The assistance program to be designed as a result of this evaluation
will be implemented through NGOs or IOs and not through local or national
governments.
Evaluation Specialists
A team of no more than three (3) Humanitarian Assistance and Health
(MPH) Specialists will be given responsibility for carrying out the above
evaluation, working in concert with USAID/Caucasus. A total of up to, but not more that two (2) person-weeks of
effort will be the level of effort for each team member. The period of assignment will begin on or
before January 17, 1998.
Scope of Work
Specific issues to be addressed include the following:
- Identification of
vulnerable population groups.
- Total numbers of
vulnerable population.
- Vaccination status of
the populations in the area.
- Prevalence of various
diseases and illnesses in the area.
- Pharmaceutical
availability and affordability.
- Food availability and
affordability.
- Shelter availability
and suitability.
- Water and sanitation
availability and suitability.
- Identification of
donors and implementing agencies already providing assistance.
- Identification of
specific areas not covered or which are not sufficiently covered by current donors and implementing
agencies. This could include
non-humanitarian areas which could
facilitate the peace process.
- Preparation of an evaluation report which includes
recommendations for project/activity options
based on analyses of the above.
As there have been
previous assessments performed in the areas outside of Nagorno-Karabakh, it is
anticipated that most field work involved with this evaluation will be
performed within and adjacent to Nagorno-Karabakh.
Reporting and
Deliverables
Team travel and
itinerary must be coordinated with USAID/Caucasus and U.S. Embassies Baku and
Yerevan.
In-briefings and exit
briefings will be held with USAID/Caucasus and embassy staff.
A final report
containing information gathered and recommended activity options is to be
provided to USAID/Caucasus before departure from the region.

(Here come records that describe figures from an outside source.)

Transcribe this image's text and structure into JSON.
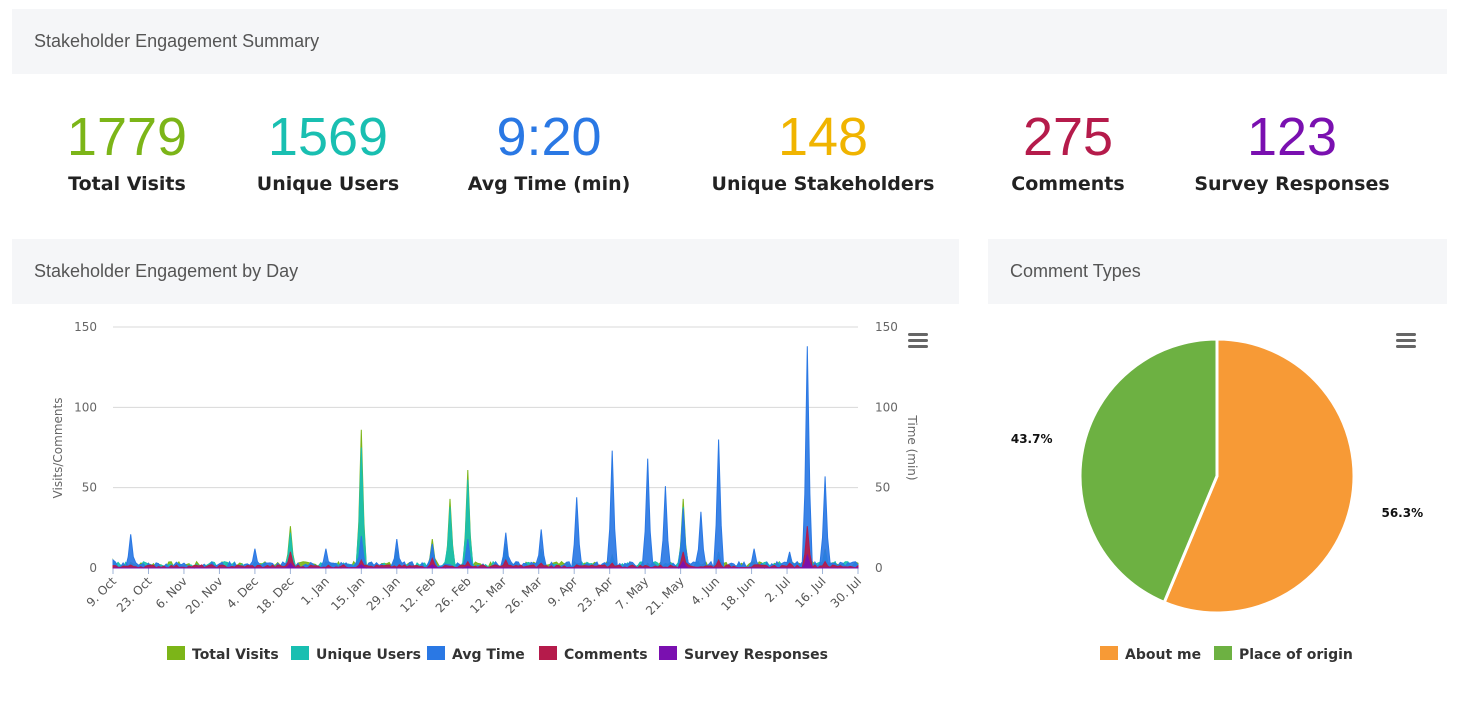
{
  "summary": {
    "title": "Stakeholder Engagement Summary",
    "stats": [
      {
        "value": "1779",
        "label": "Total Visits",
        "color": "#7cb518"
      },
      {
        "value": "1569",
        "label": "Unique Users",
        "color": "#19bfb1"
      },
      {
        "value": "9:20",
        "label": "Avg Time (min)",
        "color": "#2a78e4"
      },
      {
        "value": "148",
        "label": "Unique Stakeholders",
        "color": "#f0b400"
      },
      {
        "value": "275",
        "label": "Comments",
        "color": "#b51b4b"
      },
      {
        "value": "123",
        "label": "Survey Responses",
        "color": "#7a10b0"
      }
    ]
  },
  "engagement_panel": {
    "title": "Stakeholder Engagement by Day",
    "menu_icon": "hamburger-menu-icon"
  },
  "comment_panel": {
    "title": "Comment Types",
    "menu_icon": "hamburger-menu-icon"
  },
  "chart_data": [
    {
      "type": "area",
      "title": "",
      "xlabel": "",
      "ylabel": "Visits/Comments",
      "y2label": "Time (min)",
      "ylim": [
        0,
        150
      ],
      "y2lim": [
        0,
        150
      ],
      "yticks": [
        0,
        50,
        100,
        150
      ],
      "grid": true,
      "legend": "bottom",
      "x_tick_labels": [
        "9. Oct",
        "23. Oct",
        "6. Nov",
        "20. Nov",
        "4. Dec",
        "18. Dec",
        "1. Jan",
        "15. Jan",
        "29. Jan",
        "12. Feb",
        "26. Feb",
        "12. Mar",
        "26. Mar",
        "9. Apr",
        "23. Apr",
        "7. May",
        "21. May",
        "4. Jun",
        "18. Jun",
        "2. Jul",
        "16. Jul",
        "30. Jul"
      ],
      "series": [
        {
          "name": "Total Visits",
          "color": "#7cb518",
          "points": [
            [
              "9. Oct",
              5
            ],
            [
              "23. Oct",
              3
            ],
            [
              "18. Dec",
              26
            ],
            [
              "1. Jan",
              4
            ],
            [
              "15. Jan",
              86
            ],
            [
              "29. Jan",
              12
            ],
            [
              "12. Feb",
              18
            ],
            [
              "19. Feb",
              43
            ],
            [
              "26. Feb",
              61
            ],
            [
              "12. Mar",
              15
            ],
            [
              "26. Mar",
              12
            ],
            [
              "23. Apr",
              8
            ],
            [
              "21. May",
              43
            ],
            [
              "4. Jun",
              10
            ],
            [
              "2. Jul",
              8
            ],
            [
              "16. Jul",
              12
            ],
            [
              "30. Jul",
              6
            ]
          ]
        },
        {
          "name": "Unique Users",
          "color": "#19bfb1",
          "points": [
            [
              "9. Oct",
              4
            ],
            [
              "23. Oct",
              2
            ],
            [
              "18. Dec",
              22
            ],
            [
              "1. Jan",
              3
            ],
            [
              "15. Jan",
              75
            ],
            [
              "29. Jan",
              10
            ],
            [
              "12. Feb",
              15
            ],
            [
              "19. Feb",
              38
            ],
            [
              "26. Feb",
              55
            ],
            [
              "12. Mar",
              13
            ],
            [
              "26. Mar",
              10
            ],
            [
              "23. Apr",
              7
            ],
            [
              "21. May",
              38
            ],
            [
              "4. Jun",
              9
            ],
            [
              "2. Jul",
              7
            ],
            [
              "16. Jul",
              10
            ],
            [
              "30. Jul",
              5
            ]
          ]
        },
        {
          "name": "Avg Time",
          "color": "#2a78e4",
          "points": [
            [
              "9. Oct",
              5
            ],
            [
              "16. Oct",
              21
            ],
            [
              "4. Dec",
              12
            ],
            [
              "1. Jan",
              12
            ],
            [
              "15. Jan",
              20
            ],
            [
              "29. Jan",
              18
            ],
            [
              "12. Feb",
              15
            ],
            [
              "26. Feb",
              18
            ],
            [
              "12. Mar",
              22
            ],
            [
              "26. Mar",
              24
            ],
            [
              "9. Apr",
              44
            ],
            [
              "23. Apr",
              73
            ],
            [
              "7. May",
              68
            ],
            [
              "14. May",
              51
            ],
            [
              "21. May",
              37
            ],
            [
              "28. May",
              35
            ],
            [
              "4. Jun",
              80
            ],
            [
              "18. Jun",
              12
            ],
            [
              "2. Jul",
              10
            ],
            [
              "9. Jul",
              138
            ],
            [
              "16. Jul",
              57
            ],
            [
              "30. Jul",
              6
            ]
          ]
        },
        {
          "name": "Comments",
          "color": "#b51b4b",
          "points": [
            [
              "9. Oct",
              1
            ],
            [
              "18. Dec",
              10
            ],
            [
              "15. Jan",
              5
            ],
            [
              "12. Feb",
              6
            ],
            [
              "26. Feb",
              4
            ],
            [
              "12. Mar",
              5
            ],
            [
              "26. Mar",
              3
            ],
            [
              "23. Apr",
              3
            ],
            [
              "21. May",
              10
            ],
            [
              "4. Jun",
              5
            ],
            [
              "2. Jul",
              3
            ],
            [
              "9. Jul",
              26
            ],
            [
              "16. Jul",
              4
            ],
            [
              "30. Jul",
              2
            ]
          ]
        },
        {
          "name": "Survey Responses",
          "color": "#7a10b0",
          "points": [
            [
              "9. Oct",
              0
            ],
            [
              "18. Dec",
              3
            ],
            [
              "15. Jan",
              2
            ],
            [
              "12. Feb",
              2
            ],
            [
              "26. Feb",
              1
            ],
            [
              "21. May",
              4
            ],
            [
              "9. Jul",
              8
            ],
            [
              "30. Jul",
              1
            ]
          ]
        }
      ]
    },
    {
      "type": "pie",
      "title": "",
      "legend": "bottom",
      "series": [
        {
          "name": "Comment Types",
          "values": [
            56.3,
            43.7
          ]
        }
      ],
      "categories": [
        "About me",
        "Place of origin"
      ],
      "data_labels": [
        "56.3%",
        "43.7%"
      ],
      "colors": [
        "#f79a36",
        "#6db142"
      ]
    }
  ]
}
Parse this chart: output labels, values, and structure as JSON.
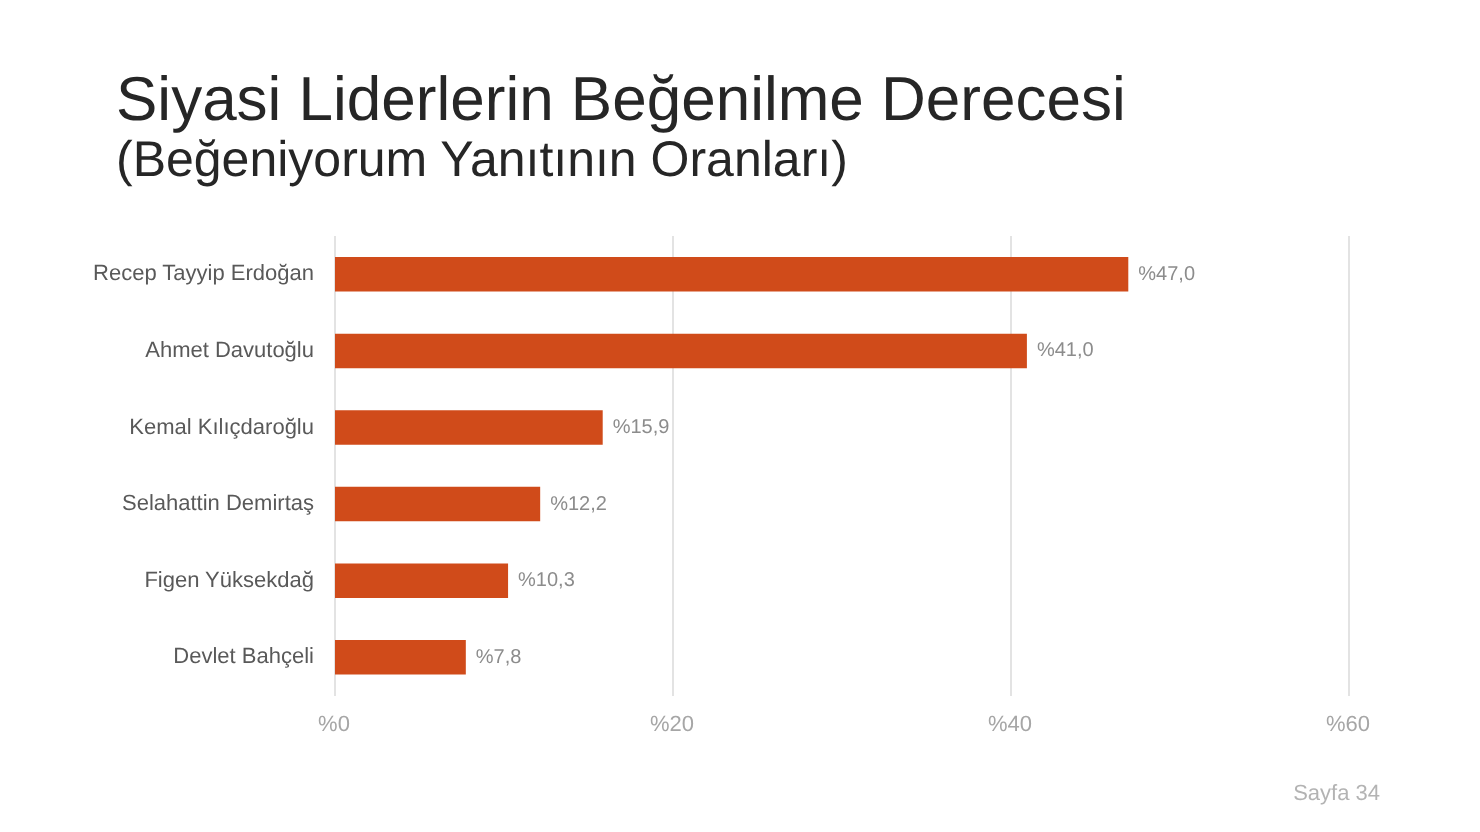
{
  "chart_data": {
    "type": "bar",
    "orientation": "horizontal",
    "title": "Siyasi Liderlerin Beğenilme Derecesi",
    "subtitle": "(Beğeniyorum Yanıtının Oranları)",
    "categories": [
      "Recep Tayyip Erdoğan",
      "Ahmet Davutoğlu",
      "Kemal Kılıçdaroğlu",
      "Selahattin Demirtaş",
      "Figen Yüksekdağ",
      "Devlet Bahçeli"
    ],
    "values": [
      47.0,
      41.0,
      15.9,
      12.2,
      10.3,
      7.8
    ],
    "color": "#d04b1a",
    "value_labels": [
      "%47,0",
      "%41,0",
      "%15,9",
      "%12,2",
      "%10,3",
      "%7,8"
    ],
    "xlim": [
      0,
      60
    ],
    "xticks": [
      {
        "value": 0,
        "label": "%0"
      },
      {
        "value": 20,
        "label": "%20"
      },
      {
        "value": 40,
        "label": "%40"
      },
      {
        "value": 60,
        "label": "%60"
      }
    ],
    "grid": "x",
    "annotations": [
      "Sayfa 34"
    ]
  }
}
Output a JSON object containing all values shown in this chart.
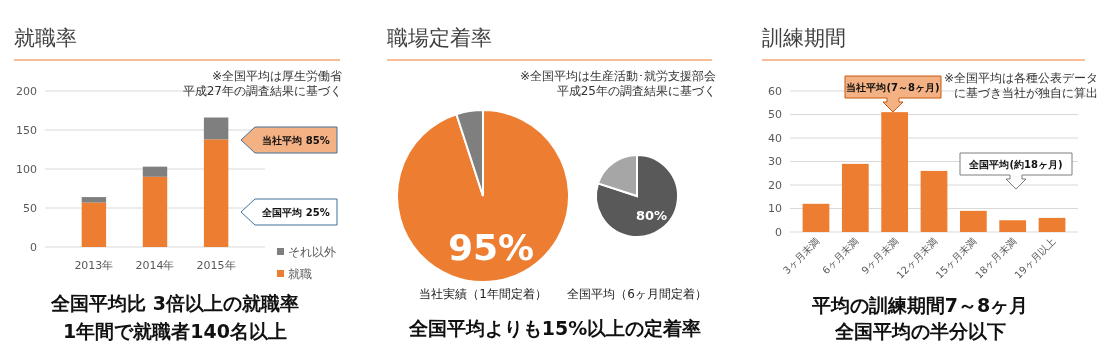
{
  "chart_data": [
    {
      "type": "bar",
      "title": "就職率",
      "stacked": true,
      "categories": [
        "2013年",
        "2014年",
        "2015年"
      ],
      "series": [
        {
          "name": "就職",
          "color": "#ed7d31",
          "values": [
            57,
            90,
            138
          ]
        },
        {
          "name": "それ以外",
          "color": "#7f7f7f",
          "values": [
            7,
            13,
            28
          ]
        }
      ],
      "ylim": [
        0,
        200
      ],
      "yticks": [
        0,
        50,
        100,
        150,
        200
      ],
      "grid": "y",
      "legend": "bottom right",
      "annotations": [
        "当社平均 85%",
        "全国平均 25%",
        "※全国平均は厚生労働省",
        "平成27年の調査結果に基づく",
        "全国平均比 3倍以上の就職率",
        "1年間で就職者140名以上"
      ]
    },
    {
      "type": "pie",
      "title": "職場定着率",
      "categories": [
        null,
        null
      ],
      "values": [
        95,
        5
      ],
      "colors": [
        "#ed7d31",
        "#7f7f7f"
      ],
      "value_labels": [
        "95%",
        null
      ],
      "xlabel": "当社実績（1年間定着）"
    },
    {
      "type": "pie",
      "categories": [
        null,
        null
      ],
      "values": [
        80,
        20
      ],
      "colors": [
        "#595959",
        "#a6a6a6"
      ],
      "value_labels": [
        "80%",
        null
      ],
      "xlabel": "全国平均（6ヶ月間定着）",
      "annotations": [
        "※全国平均は生産活動･就労支援部会",
        "平成25年の調査結果に基づく",
        "全国平均よりも15%以上の定着率"
      ]
    },
    {
      "type": "bar",
      "title": "訓練期間",
      "categories": [
        "3ヶ月未満",
        "6ヶ月未満",
        "9ヶ月未満",
        "12ヶ月未満",
        "15ヶ月未満",
        "18ヶ月未満",
        "19ヶ月以上"
      ],
      "values": [
        12,
        29,
        51,
        26,
        9,
        5,
        6
      ],
      "color": "#ed7d31",
      "ylim": [
        0,
        60
      ],
      "yticks": [
        0,
        10,
        20,
        30,
        40,
        50,
        60
      ],
      "grid": "y",
      "annotations": [
        "当社平均(7～8ヶ月)",
        "全国平均(約18ヶ月)",
        "※全国平均は各種公表データ",
        "に基づき当社が独自に算出",
        "平均の訓練期間7～8ヶ月",
        "全国平均の半分以下"
      ]
    }
  ]
}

[1] The public health specialist on the team was Kirsti Lattu; the regional specialist was Dennis Culkin; the
development planner was David Garner.
[2] K. Lattu (1/20/98) conversation with Miguel De Clerk, MSF-Belgium Head of Mission and former member
of the N-K MSF Exploratory Mission.
[3] TB is already being addressed through the renovated Karabakh TB hospital.
[4] Examples include MSF’s Standard medical protocols in Russian; IRC’s Azeri translation of “Where There is
No Doctor,” and other publications on Mother Child Health including breast feeding, immunization, and safe
motherhood.
[5] In addition to the 200,000 refugees who are victims of the N-K conflict, Azerbaijan is also host to an
additional 40 - 50,000 Muskadi Turks, who are not victims of the conflict.
[6] Statistics from one NGO’s reproductive health program, unpublished 1997 annual report.
[7] During the trip the team heard no anecdotal evidence of IDPs who were literally homeless.
[8] One member of the team found indications of a few NGO-fostered women’s groups that originally met for
community health activities, but now seem to be somewhat cohesive cohorts that offer peer support to
members.
[9] This judgement may prove unduly optimistic for the following reasons: 1) much of the income of the rayon
seems to have come from grapes and wineries; 2) most of the vineyards have been destroyed, and/or mined; 3)
new grapes take 4 - 5 years to come into production; and 4), perhaps most significantly, the Caucasus seem to
have lost many of their traditional markets, and the farmers and government officials are not currently equipped
with many of the necessary skills to help them find new
international markets for their produce.